I really appreciate this provocative piece from Peter Leithart with “4 Ways to Revolutionize Your Bible Reading.”
Here is a taste of Leithart’s 4 suggestions.
1. Trust the text
“What I really mean is: trust the Author. At bottom, that means believing this book is God’s speech in human language. These words are God’s words. If you don’t believe that, nothing else I say will make much sense.”
2. There are no shortcuts
“Whether reading a poem or a biblical book or the whole Bible, there are no shortcuts. Read, then re-read, then re-re-read, until the whole book goes with you through every verse. Only then will the text come to seem natural.”

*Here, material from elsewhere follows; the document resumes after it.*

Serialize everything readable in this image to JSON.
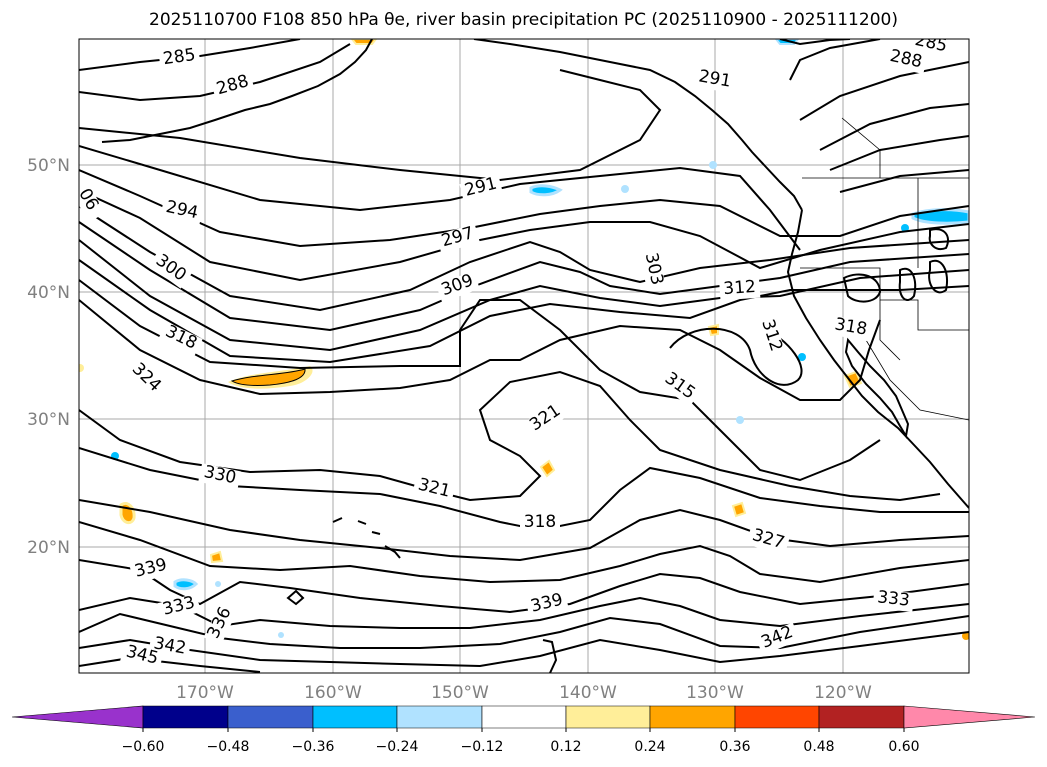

3. Find and mimic readers who are better than you are
“Find someone whose reading of the Bible electrifies and delights you, someone who makes your heart burn. Listen. Mimic. As you read, imagine he’s standing at your shoulder pointing to all the things you missed.”
4. Worship at a church with a Bible-saturated liturgy
“Many churches with “Bible” in the name rarely have much Bible in worship. The hymns contain small snatches of Scripture. The pastor reads a few verses for his sermon text, but otherwise little of the Bible is read and heard. By a weird irony, many traditionally liturgical churches are more immersed in Scripture than Bible-believing evangelical ones are.”
There is much to consider here. I encourage you to check it out!
Jann Coffman says
I read the original article referenced, and agreed with the main points. However, the critique of evangelical vs more liturgical traditions is not necessarily warranted. Reading of scriptures in liturgy is no guarantee of congregants being more rooted in scripture than evangelicals who do not use liturgies. Lutherans and Anglicans can be just as ignorant of the Bible in spite of ‘reading’ the weekly liturgy. I know Anglicans who do not believe the Bible to be inerrant, nor do they believe in the atonement of Christ, nor that Christ is the only way to salvation as ‘there many paths to God.’ I also know Lutherans who are quite unlearned in the Scriptures and live seemingly worldly daily existence. Both seem to trust in church membership rather than relationship with Christ as means of salvation.
Reading liturgies can lend to religious ‘rote-ness’ instead of relationship with the living Christ.